English continued his business relationship with Waymouth when they established the graphic design company Hapshash and the Coloured Coat in 1967, producing poster art that had a strong influence on the youth counter-culture, similar to work being done in the United States by poster artists such as Jacqui Morgan. He contributed artwork, including two covers (issues 4 and 13) for the radical OZ magazine as part of Hapshash a collaboration which continued for two years. Throughout this time, English produced posters for leading performers such as Pink Floyd and Jimi Hendrix. He also created posters for the 1968 Liverpool Love Festival, and Love Me Film Productions.

English has been credited with creating "an English form of psychedelic poster art". English's works used contemporary Op Art techniques to create a visually jarring effect for the viewer, and had a bold, carnivalesque style similar to Pop Art.

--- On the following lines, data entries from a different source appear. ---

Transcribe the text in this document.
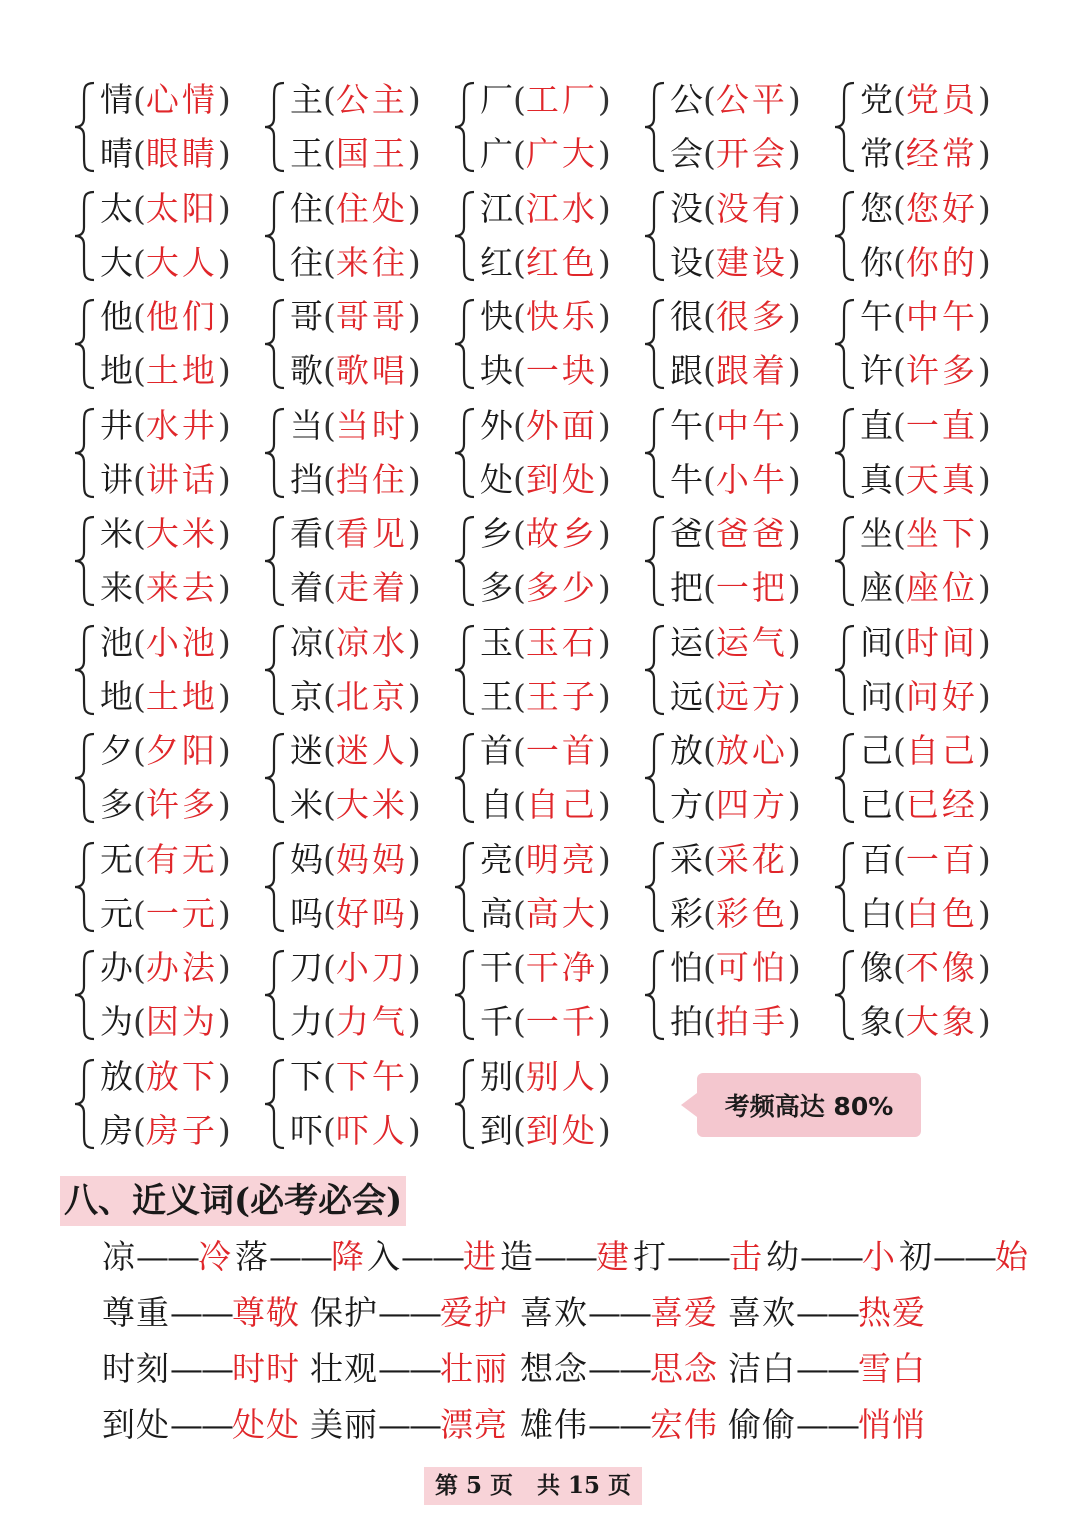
情(心情)
晴(眼睛)
主(公主)
王(国王)
厂(工厂)
广(广大)
公(公平)
会(开会)
党(党员)
常(经常)
太(太阳)
大(大人)
住(住处)
往(来往)
江(江水)
红(红色)
没(没有)
设(建设)
您(您好)
你(你的)
他(他们)
地(土地)
哥(哥哥)
歌(歌唱)
快(快乐)
块(一块)
很(很多)
跟(跟着)
午(中午)
许(许多)
井(水井)
讲(讲话)
当(当时)
挡(挡住)
外(外面)
处(到处)
午(中午)
牛(小牛)
直(一直)
真(天真)
米(大米)
来(来去)
看(看见)
着(走着)
乡(故乡)
多(多少)
爸(爸爸)
把(一把)
坐(坐下)
座(座位)
池(小池)
地(土地)
凉(凉水)
京(北京)
玉(玉石)
王(王子)
运(运气)
远(远方)
间(时间)
问(问好)
夕(夕阳)
多(许多)
迷(迷人)
米(大米)
首(一首)
自(自己)
放(放心)
方(四方)
己(自己)
已(已经)
无(有无)
元(一元)
妈(妈妈)
吗(好吗)
亮(明亮)
高(高大)
采(采花)
彩(彩色)
百(一百)
白(白色)
办(办法)
为(因为)
刀(小刀)
力(力气)
干(干净)
千(一千)
怕(可怕)
拍(拍手)
像(不像)
象(大象)
放(放下)
房(房子)
下(下午)
吓(吓人)
别(别人)
到(到处)
考频高达 80%
八、近义词(必考必会)
凉——冷 落——降 入——进 造——建 打——击 幼——小 初——始
尊重——尊敬 保护——爱护 喜欢——喜爱 喜欢——热爱
时刻——时时 壮观——壮丽 想念——思念 洁白——雪白
到处——处处 美丽——漂亮 雄伟——宏伟 偷偷——悄悄
第 5 页   共 15 页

He also used evocative references to the decadent spirit of the 1890s Art Nouveau influences, such as Alphonse Mucha's posters, and the works of Aubrey Beardsley (a popular 1966 exhibit of Beardsley's works was held at the Victoria and Albert Museum). Other influences were eclectic and culturally wide-ranging, such as William Blake, Max Ernst, Magritte, Disney animation, Hindu symbolism, Japanese and Middle Eastern decorative designs, engravings of indigenous Americans, and other cultural ephemera that George Melly described as "a visionary and hallucinatory bouillabaisse".

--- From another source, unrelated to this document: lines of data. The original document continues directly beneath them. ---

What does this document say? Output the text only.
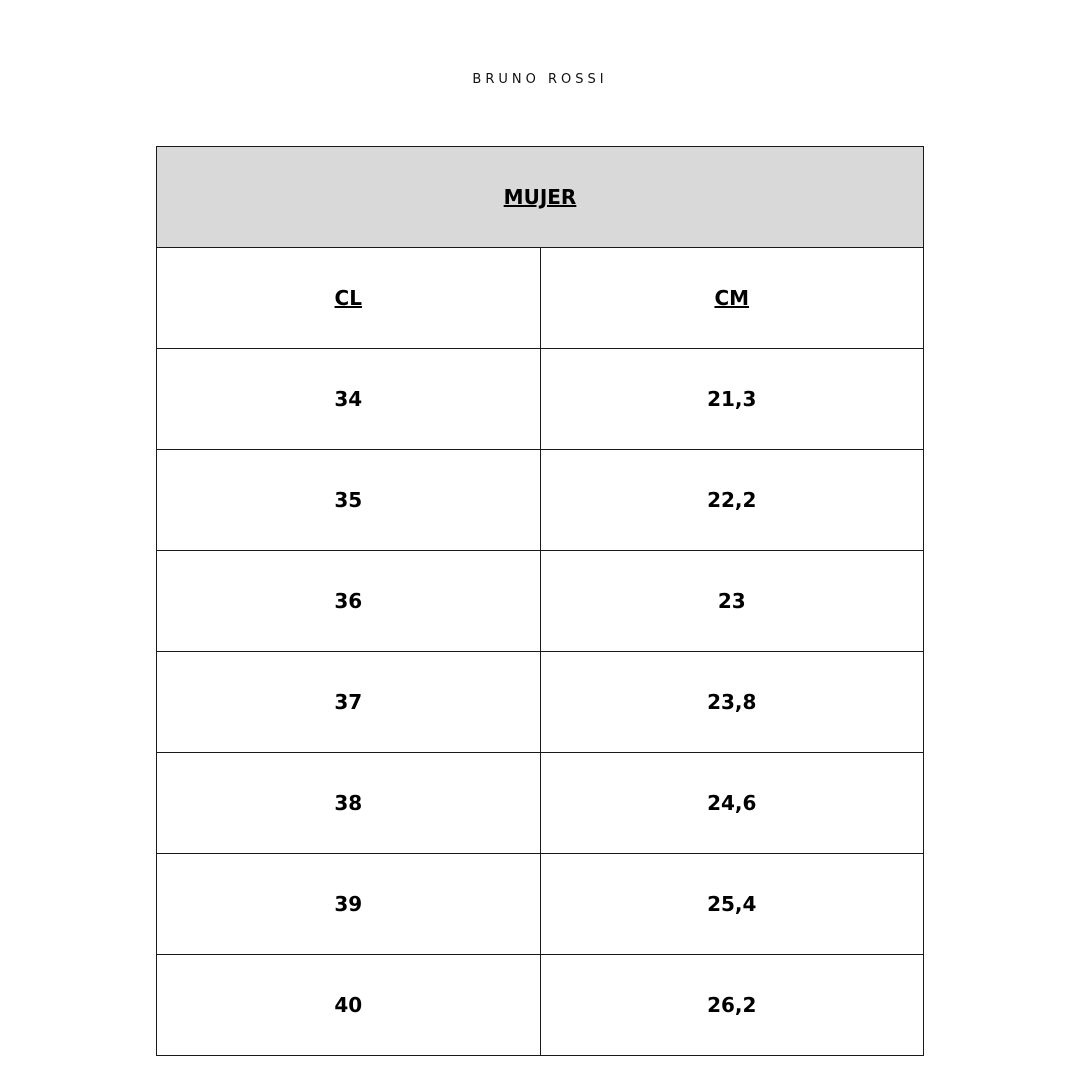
BRUNO ROSSI
MUJER	
CL	CM
34	21,3
35	22,2
36	23
37	23,8
38	24,6
39	25,4
40	26,2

In the 1970s, English moved away from psychedelic imagery towards Hyper Realist work, employing airbrush. He produced several different series of paintings, The Food Paintings (1969–70), including Fried Egg and Ketchup, The Rubbish Posters (1970), with the iconic 'Coke', an airbrush image of a used Coca-Cola bottle cap, and the Strikes Water Prints (1971) with images such as Ball Strikes Water. English's posters from this period sold in the millions. This shift towards a focus on concrete decadence perhaps prefigured punk rock in London. English also experimented with environmentalist happenings and oil lamp projections. In the mid to late 1970s and the 1980s he focused more keenly on two seemingly contrasting themes, the Machine Paintings, which are highly detailed sections of trains, planes and trucks and the Nature Paintings, which provided close-up fragments of nature images such as ivy leaves often juxtaposed with hard man-made surfaces. His interest in both these themes continued to play a major part in his subsequent career resulting in several large scale paintings.